The many ambiguities of Grace’s story lead to frustration and uncertainty, and they also create a sense of mystery that increasingly draws Dr. Jordan under her spell. Thus, as Grace nears the end of her account, Dr. Jordan feels more unsure than ever about what to believe, and his uncertainty causes him to descend further into a delusional state of mind. Dr. Jordan’s delusions demonstrate just how much his frustration with Grace is closely linked to sexual infatuation. The dream he has at the beginning of Part XI offers the primary example. In the first part of the dream, he struggles through layers of sheets, trying and failing to find the female corpse he’s meant to dissect. The corpse serves as a symbolic stand-in for Grace, and his inability to locate her body represents his failure to “dissect” Grace’s mind. The second part of the dream channels that frustration into an explicit sexual fantasy about Grace. Yet when he wakes from this dream Dr. Jordan realizes that he’s actually having sex with Mrs. Humphrey. Clearly, the intermingling of frustration and desire in relation to Grace has begun to erode the boundary between reality and fantasy, leading Dr. Jorden ineluctably toward madness.

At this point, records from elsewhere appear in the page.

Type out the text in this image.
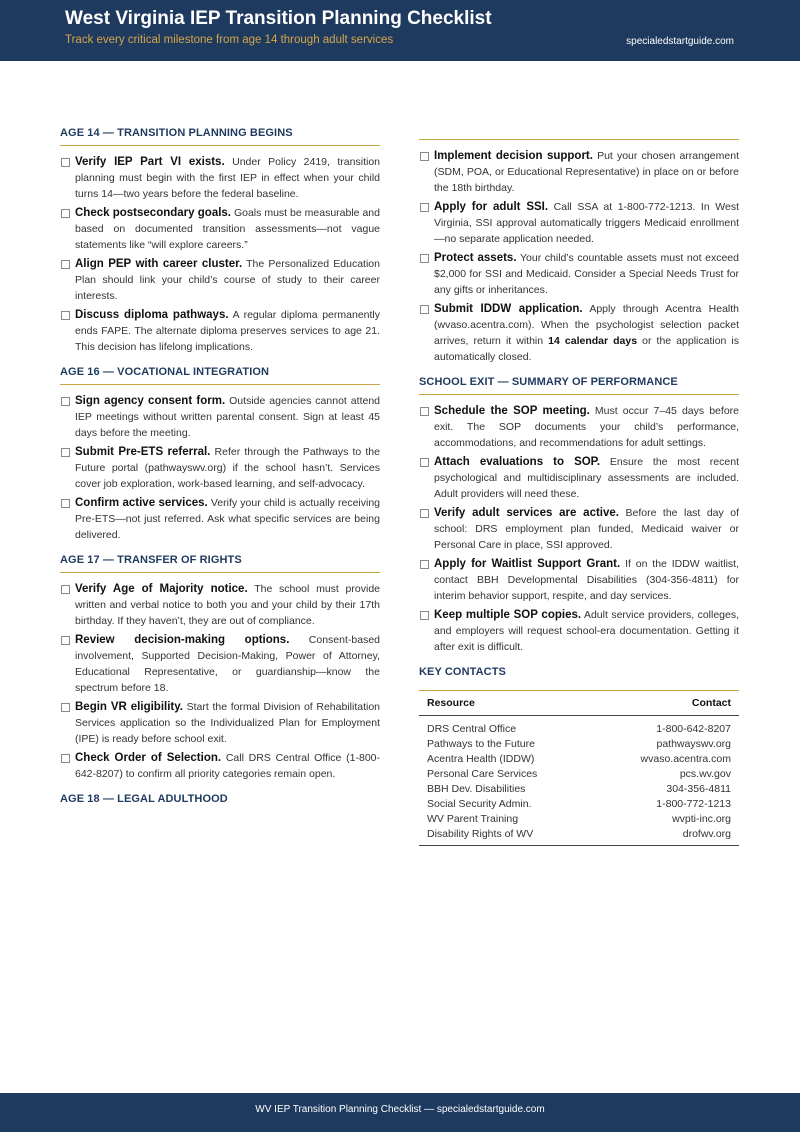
West Virginia IEP Transition Planning Checklist
Track every critical milestone from age 14 through adult services	specialedstartguide.com
AGE 14 — TRANSITION PLANNING BEGINS
Verify IEP Part VI exists. Under Policy 2419, transition planning must begin with the first IEP in effect when your child turns 14—two years before the federal baseline.
Check postsecondary goals. Goals must be measurable and based on documented transition assessments—not vague statements like “will explore careers.”
Align PEP with career cluster. The Personalized Education Plan should link your child’s course of study to their career interests.
Discuss diploma pathways. A regular diploma permanently ends FAPE. The alternate diploma preserves services to age 21. This decision has lifelong implications.
AGE 16 — VOCATIONAL INTEGRATION
Sign agency consent form. Outside agencies cannot attend IEP meetings without written parental consent. Sign at least 45 days before the meeting.
Submit Pre-ETS referral. Refer through the Pathways to the Future portal (pathwayswv.org) if the school hasn’t. Services cover job exploration, work-based learning, and self-advocacy.
Confirm active services. Verify your child is actually receiving Pre-ETS—not just referred. Ask what specific services are being delivered.
AGE 17 — TRANSFER OF RIGHTS
Verify Age of Majority notice. The school must provide written and verbal notice to both you and your child by their 17th birthday. If they haven’t, they are out of compliance.
Review decision-making options. Consent-based involvement, Supported Decision-Making, Power of Attorney, Educational Representative, or guardianship—know the spectrum before 18.
Begin VR eligibility. Start the formal Division of Rehabilitation Services application so the Individualized Plan for Employment (IPE) is ready before school exit.
Check Order of Selection. Call DRS Central Office (1-800-642-8207) to confirm all priority categories remain open.
AGE 18 — LEGAL ADULTHOOD
Implement decision support. Put your chosen arrangement (SDM, POA, or Educational Representative) in place on or before the 18th birthday.
Apply for adult SSI. Call SSA at 1-800-772-1213. In West Virginia, SSI approval automatically triggers Medicaid enrollment—no separate application needed.
Protect assets. Your child’s countable assets must not exceed $2,000 for SSI and Medicaid. Consider a Special Needs Trust for any gifts or inheritances.
Submit IDDW application. Apply through Acentra Health (wvaso.acentra.com). When the psychologist selection packet arrives, return it within 14 calendar days or the application is automatically closed.
SCHOOL EXIT — SUMMARY OF PERFORMANCE
Schedule the SOP meeting. Must occur 7–45 days before exit. The SOP documents your child’s performance, accommodations, and recommendations for adult settings.
Attach evaluations to SOP. Ensure the most recent psychological and multidisciplinary assessments are included. Adult providers will need these.
Verify adult services are active. Before the last day of school: DRS employment plan funded, Medicaid waiver or Personal Care in place, SSI approved.
Apply for Waitlist Support Grant. If on the IDDW waitlist, contact BBH Developmental Disabilities (304-356-4811) for interim behavior support, respite, and day services.
Keep multiple SOP copies. Adult service providers, colleges, and employers will request school-era documentation. Getting it after exit is difficult.
KEY CONTACTS
Resource	Contact
DRS Central Office	1-800-642-8207
Pathways to the Future	pathwayswv.org
Acentra Health (IDDW)	wvaso.acentra.com
Personal Care Services	pcs.wv.gov
BBH Dev. Disabilities	304-356-4811
Social Security Admin.	1-800-772-1213
WV Parent Training	wvpti-inc.org
Disability Rights of WV	drofwv.org
WV IEP Transition Planning Checklist — specialedstartguide.com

As Dr. Jordan’s mental stability breaks down, the reader gains further insight into the fragile state of his masculinity. Just as he worries that Grace works hard to conceal important information from him, he suspects that all women must be trying to conceal something from him. The increasingly troubled relationship he develops with Mrs. Humphrey contributes to Dr. Jordan’s distrust of women. For instance, he believes Mrs. Humphrey lied when she said she sleepwalked into his room on the night when they first had sex. And during additional sexual encounters that happened on the nights that followed, Dr. Jordan felt that she was feigning her desire for him. On the one hand, Dr. Jordan interprets such feigned desire as a performance meant to imply an aversion that he must overcome. According to this interpretation, Mrs. Humphrey’s desire is, in fact, real, and the aversion is fake. On the other hand, Dr. Jordan worries that she is not performing, and that she, like other women, merely conceals her disgust for him. These fears about women demonstrate the fragility of Dr. Jordan’s masculinity, and they also point to a foundational misogyny in society of which Dr. Jordan himself seems unaware. Men in this society view women as naturally untrustworthy, deceitful, and manipulative, regardless of the choices women make.